Nedir bu sınırlar? Bu sınırlar hareketlerimiz arasında, kendi içimizde,insan topluluğu içinde,ve insan topluluğu ile doğal dünya arasındadır.Bu sınırları, dinler, militarize olmuş devletler,siyasi iktidarlar,ekonomik sistemler ile ırk,kültür,etnik köken ve cins arasındaki ayrılıklar yaratmıştır. Bu sınırlar kavrama gücümüzle eylem yeteneğimizi kısıtlamakta , birbirimize ulaşmamızı ve böylece kollektif güç toplamamızı engellemektedir.

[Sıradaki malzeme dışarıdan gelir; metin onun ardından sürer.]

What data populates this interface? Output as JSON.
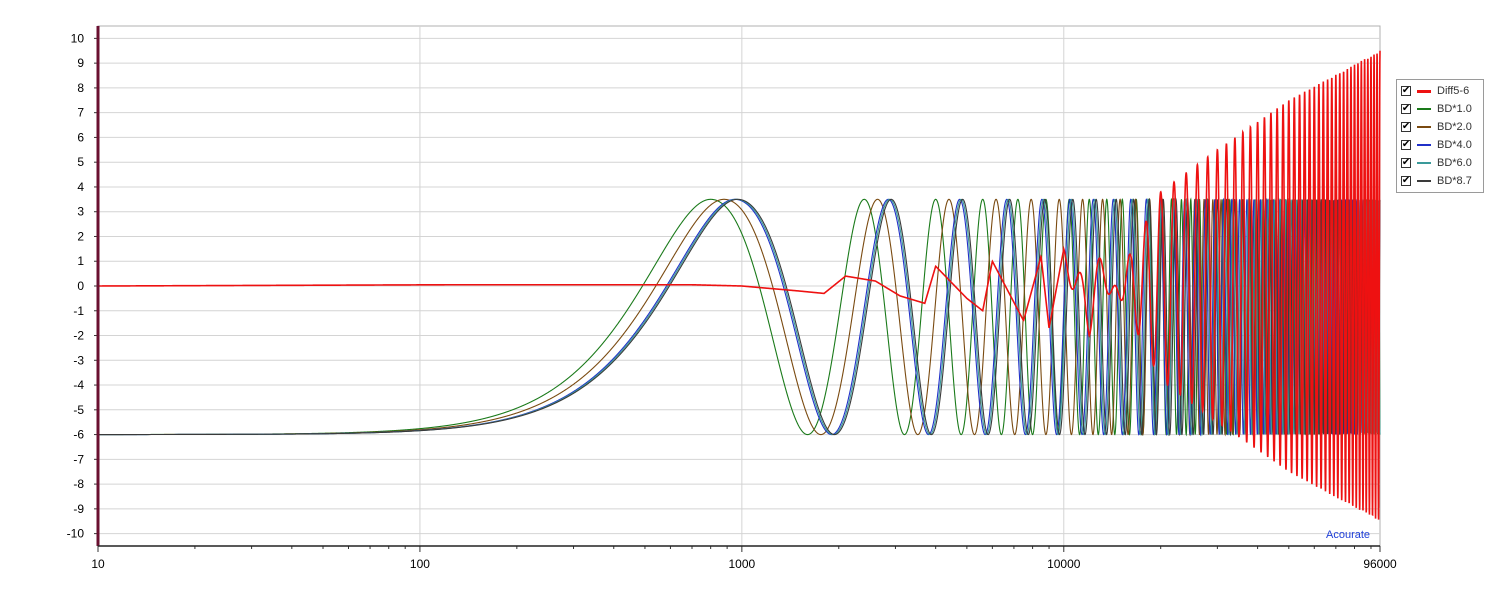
{
  "chart_data": {
    "type": "line",
    "x_scale": "log",
    "xlim": [
      10,
      96000
    ],
    "ylim": [
      -10.5,
      10.5
    ],
    "x_ticks": [
      "10",
      "100",
      "1000",
      "10000",
      "96000"
    ],
    "y_ticks": [
      "10",
      "9",
      "8",
      "7",
      "6",
      "5",
      "4",
      "3",
      "2",
      "1",
      "0",
      "-1",
      "-2",
      "-3",
      "-4",
      "-5",
      "-6",
      "-7",
      "-8",
      "-9",
      "-10"
    ],
    "grid": true,
    "legend_placement": "right",
    "series": [
      {
        "name": "Diff5-6",
        "color": "#ee1111",
        "x": [
          10,
          120,
          700,
          1000,
          1500,
          1800,
          2100,
          2600,
          3100,
          3700,
          4000,
          5000,
          5600,
          6000,
          7500,
          8500,
          9000,
          10000,
          12000,
          20000,
          30000,
          50000,
          96000
        ],
        "y": [
          0,
          0.05,
          0.05,
          0,
          -0.2,
          -0.3,
          0.4,
          0.2,
          -0.4,
          -0.7,
          0.8,
          -0.5,
          -1.0,
          1.0,
          -1.4,
          1.2,
          -1.7,
          1.5,
          -2.0,
          3.8,
          5.5,
          7.5,
          9.5
        ]
      },
      {
        "name": "BD*1.0",
        "color": "#1a7a1a",
        "x": [
          10,
          100,
          400,
          800,
          1600,
          2400,
          3200
        ],
        "y": [
          -6.0,
          -5.0,
          0,
          3.5,
          -6.0,
          3.5,
          -6.0
        ]
      },
      {
        "name": "BD*2.0",
        "color": "#7a4a10",
        "x": [
          10,
          100,
          420,
          880,
          1800,
          2700,
          3600
        ],
        "y": [
          -6.0,
          -5.1,
          0,
          3.5,
          -6.0,
          3.5,
          -6.0
        ]
      },
      {
        "name": "BD*4.0",
        "color": "#2030c8",
        "x": [
          10,
          100,
          440,
          950,
          1900,
          2850,
          3800
        ],
        "y": [
          -6.0,
          -5.2,
          0,
          3.5,
          -6.0,
          3.5,
          -6.0
        ]
      },
      {
        "name": "BD*6.0",
        "color": "#3a9a9a",
        "x": [
          10,
          100,
          440,
          960,
          1920,
          2880,
          3840
        ],
        "y": [
          -6.0,
          -5.2,
          0,
          3.5,
          -6.0,
          3.5,
          -6.0
        ]
      },
      {
        "name": "BD*8.7",
        "color": "#3a3a3a",
        "x": [
          10,
          100,
          440,
          970,
          1940,
          2910,
          3880
        ],
        "y": [
          -6.0,
          -5.2,
          0,
          3.5,
          -6.0,
          3.5,
          -6.0
        ]
      }
    ]
  },
  "legend": {
    "items": [
      {
        "label": "Diff5-6",
        "color": "#ee1111"
      },
      {
        "label": "BD*1.0",
        "color": "#1a7a1a"
      },
      {
        "label": "BD*2.0",
        "color": "#7a4a10"
      },
      {
        "label": "BD*4.0",
        "color": "#2030c8"
      },
      {
        "label": "BD*6.0",
        "color": "#3a9a9a"
      },
      {
        "label": "BD*8.7",
        "color": "#3a3a3a"
      }
    ],
    "check_glyph": "✔"
  },
  "watermark": "Acourate"
}
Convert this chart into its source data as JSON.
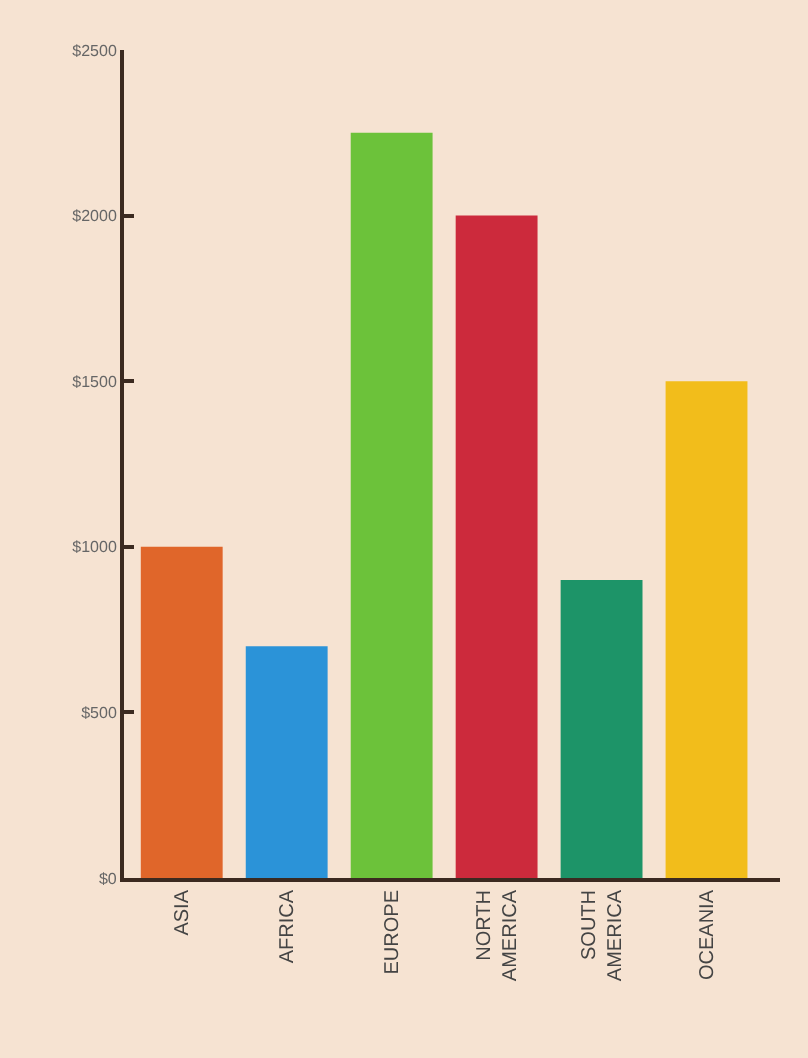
{
  "chart_data": {
    "type": "bar",
    "categories": [
      "ASIA",
      "AFRICA",
      "EUROPE",
      "NORTH AMERICA",
      "SOUTH AMERICA",
      "OCEANIA"
    ],
    "values": [
      1000,
      700,
      2250,
      2000,
      900,
      1500
    ],
    "colors": [
      "#e0662a",
      "#2b93d8",
      "#6cc23a",
      "#cc2a3c",
      "#1d9468",
      "#f2bd1b"
    ],
    "ylim": [
      0,
      2500
    ],
    "yticks": [
      {
        "value": 0,
        "label": "$0"
      },
      {
        "value": 500,
        "label": "$500"
      },
      {
        "value": 1000,
        "label": "$1000"
      },
      {
        "value": 1500,
        "label": "$1500"
      },
      {
        "value": 2000,
        "label": "$2000"
      },
      {
        "value": 2500,
        "label": "$2500"
      }
    ],
    "grid": false
  }
}
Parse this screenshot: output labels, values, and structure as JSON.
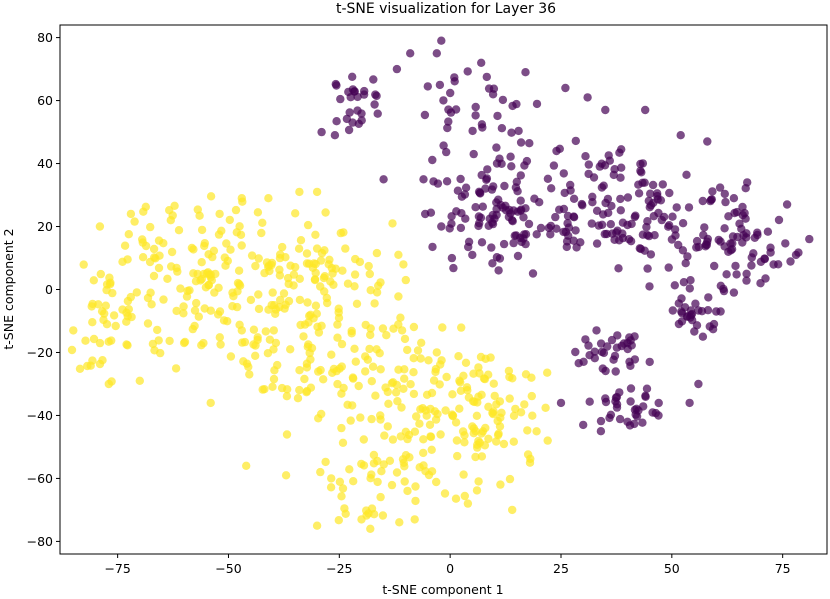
{
  "chart_data": {
    "type": "scatter",
    "title": "t-SNE visualization for Layer 36",
    "xlabel": "t-SNE component 1",
    "ylabel": "t-SNE component 2",
    "xlim": [
      -88,
      85
    ],
    "ylim": [
      -84,
      84
    ],
    "xticks": [
      -75,
      -50,
      -25,
      0,
      25,
      50,
      75
    ],
    "yticks": [
      -80,
      -60,
      -40,
      -20,
      0,
      20,
      40,
      60,
      80
    ],
    "xtick_labels": [
      "−75",
      "−50",
      "−25",
      "0",
      "25",
      "50",
      "75"
    ],
    "ytick_labels": [
      "−80",
      "−60",
      "−40",
      "−20",
      "0",
      "20",
      "40",
      "60",
      "80"
    ],
    "grid": false,
    "marker_alpha": 0.7,
    "clusters": [
      {
        "color": "#fde725",
        "regions": [
          {
            "cx": -55,
            "cy": 2,
            "rx": 27,
            "ry": 26,
            "n": 170
          },
          {
            "cx": -30,
            "cy": -8,
            "rx": 20,
            "ry": 34,
            "n": 150
          },
          {
            "cx": -5,
            "cy": -40,
            "rx": 22,
            "ry": 26,
            "n": 150
          },
          {
            "cx": 12,
            "cy": -42,
            "rx": 12,
            "ry": 20,
            "n": 40
          },
          {
            "cx": -18,
            "cy": -62,
            "rx": 12,
            "ry": 12,
            "n": 30
          },
          {
            "cx": -78,
            "cy": -12,
            "rx": 7,
            "ry": 18,
            "n": 30
          }
        ],
        "points": [
          [
            -85,
            -13
          ],
          [
            -79,
            20
          ],
          [
            -72,
            24
          ],
          [
            -63,
            22
          ],
          [
            -52,
            24
          ],
          [
            -47,
            29
          ],
          [
            -41,
            29
          ],
          [
            -34,
            31
          ],
          [
            -30,
            31
          ],
          [
            -13,
            21
          ],
          [
            -10,
            3
          ],
          [
            -47,
            -13
          ],
          [
            -39,
            -24
          ],
          [
            -54,
            -36
          ],
          [
            -46,
            -56
          ],
          [
            -37,
            -59
          ],
          [
            -30,
            -75
          ],
          [
            -20,
            -73
          ],
          [
            -18,
            -76
          ],
          [
            -8,
            -73
          ],
          [
            4,
            -68
          ],
          [
            14,
            -70
          ],
          [
            18,
            -55
          ],
          [
            22,
            -48
          ],
          [
            16,
            -39
          ],
          [
            8,
            -22
          ],
          [
            -30,
            13
          ],
          [
            -60,
            -17
          ],
          [
            -70,
            -29
          ],
          [
            -77,
            -30
          ]
        ]
      },
      {
        "color": "#440154",
        "regions": [
          {
            "cx": 5,
            "cy": 55,
            "rx": 14,
            "ry": 15,
            "n": 40
          },
          {
            "cx": -22,
            "cy": 60,
            "rx": 7,
            "ry": 10,
            "n": 25
          },
          {
            "cx": 12,
            "cy": 23,
            "rx": 17,
            "ry": 18,
            "n": 110
          },
          {
            "cx": 35,
            "cy": 28,
            "rx": 15,
            "ry": 20,
            "n": 90
          },
          {
            "cx": 55,
            "cy": 17,
            "rx": 15,
            "ry": 20,
            "n": 80
          },
          {
            "cx": 70,
            "cy": 12,
            "rx": 9,
            "ry": 10,
            "n": 25
          },
          {
            "cx": 55,
            "cy": -8,
            "rx": 6,
            "ry": 6,
            "n": 25
          },
          {
            "cx": 36,
            "cy": -20,
            "rx": 8,
            "ry": 7,
            "n": 30
          },
          {
            "cx": 40,
            "cy": -37,
            "rx": 8,
            "ry": 6,
            "n": 30
          }
        ],
        "points": [
          [
            -29,
            50
          ],
          [
            -26,
            49
          ],
          [
            -22,
            53
          ],
          [
            -12,
            70
          ],
          [
            -9,
            75
          ],
          [
            -3,
            75
          ],
          [
            -2,
            79
          ],
          [
            7,
            72
          ],
          [
            17,
            69
          ],
          [
            26,
            64
          ],
          [
            31,
            61
          ],
          [
            35,
            57
          ],
          [
            44,
            57
          ],
          [
            52,
            49
          ],
          [
            58,
            47
          ],
          [
            64,
            29
          ],
          [
            67,
            34
          ],
          [
            76,
            27
          ],
          [
            81,
            16
          ],
          [
            78,
            11
          ],
          [
            74,
            8
          ],
          [
            70,
            2
          ],
          [
            64,
            -1
          ],
          [
            60,
            -7
          ],
          [
            57,
            -15
          ],
          [
            45,
            -23
          ],
          [
            40,
            -17
          ],
          [
            33,
            -13
          ],
          [
            25,
            -36
          ],
          [
            30,
            -43
          ],
          [
            34,
            -45
          ],
          [
            40,
            -42
          ],
          [
            47,
            -40
          ],
          [
            54,
            -36
          ],
          [
            56,
            -30
          ],
          [
            61,
            -7
          ],
          [
            5,
            11
          ],
          [
            -2,
            20
          ],
          [
            -6,
            35
          ],
          [
            -15,
            35
          ]
        ]
      }
    ]
  }
}
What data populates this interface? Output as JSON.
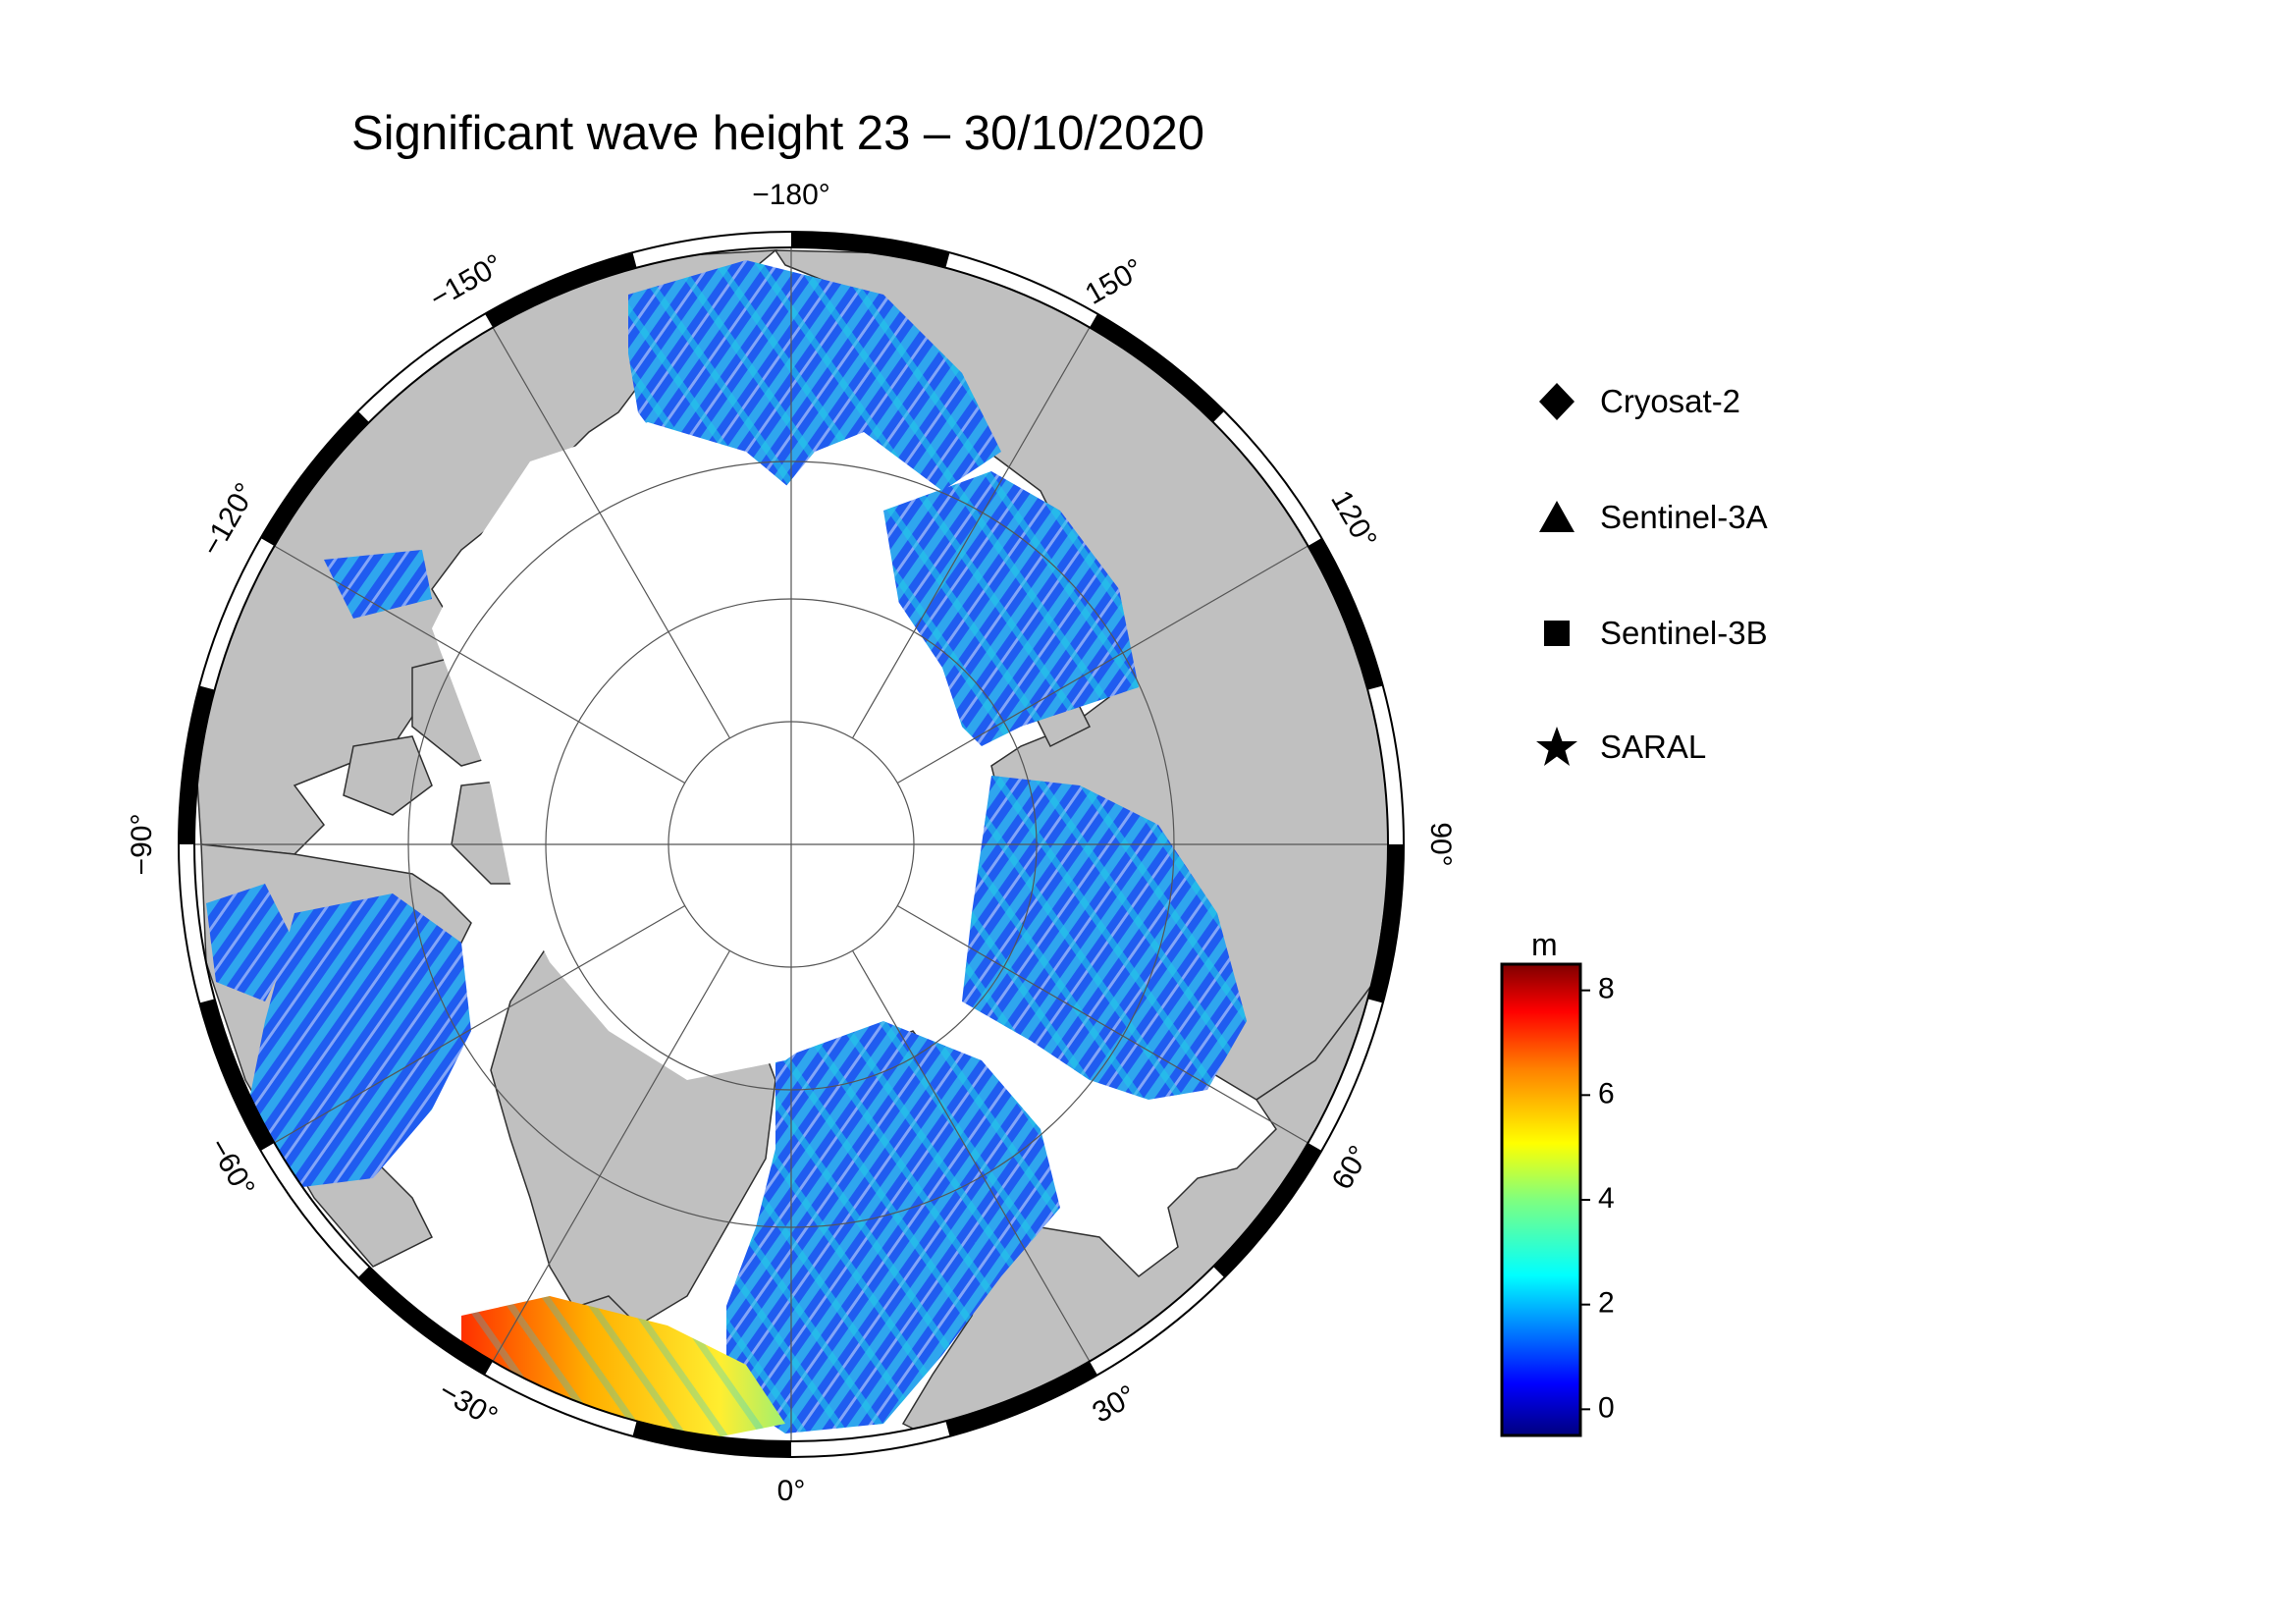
{
  "title": "Significant wave height 23 – 30/10/2020",
  "map": {
    "projection": "north polar stereographic",
    "lon_labels": [
      {
        "lon": 180,
        "text": "−180°"
      },
      {
        "lon": 150,
        "text": "150°"
      },
      {
        "lon": 120,
        "text": "120°"
      },
      {
        "lon": 90,
        "text": "90°"
      },
      {
        "lon": 60,
        "text": "60°"
      },
      {
        "lon": 30,
        "text": "30°"
      },
      {
        "lon": 0,
        "text": "0°"
      },
      {
        "lon": -30,
        "text": "−30°"
      },
      {
        "lon": -60,
        "text": "−60°"
      },
      {
        "lon": -90,
        "text": "−90°"
      },
      {
        "lon": -120,
        "text": "−120°"
      },
      {
        "lon": -150,
        "text": "−150°"
      }
    ],
    "colors": {
      "land": "#c0c0c0",
      "ice": "#ffffff",
      "frame": "#000000"
    }
  },
  "legend": {
    "items": [
      {
        "label": "Cryosat-2",
        "symbol": "diamond"
      },
      {
        "label": "Sentinel-3A",
        "symbol": "triangle"
      },
      {
        "label": "Sentinel-3B",
        "symbol": "square"
      },
      {
        "label": "SARAL",
        "symbol": "star"
      }
    ]
  },
  "colorbar": {
    "unit": "m",
    "min": -0.5,
    "max": 8.5,
    "ticks": [
      "0",
      "2",
      "4",
      "6",
      "8"
    ],
    "colormap": [
      "#00007f",
      "#0000ff",
      "#007fff",
      "#00ffff",
      "#7fff7f",
      "#ffff00",
      "#ff7f00",
      "#ff0000",
      "#7f0000"
    ]
  }
}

Genel olarak tüm sınırlar eyleme geçmeye engel değildir;bazı sınırlara, yaşamlarımızı abluka altına alan etkili global güçler ile aramızda engeller koymanın gereği üzerine gereksinim duyarız Kadının özgürleşmesi için bir yandan yapıcı sınırlar koyarken, öbür yandan yıkıcı ve bölücü sınırları yıkmamız gerekmektedir.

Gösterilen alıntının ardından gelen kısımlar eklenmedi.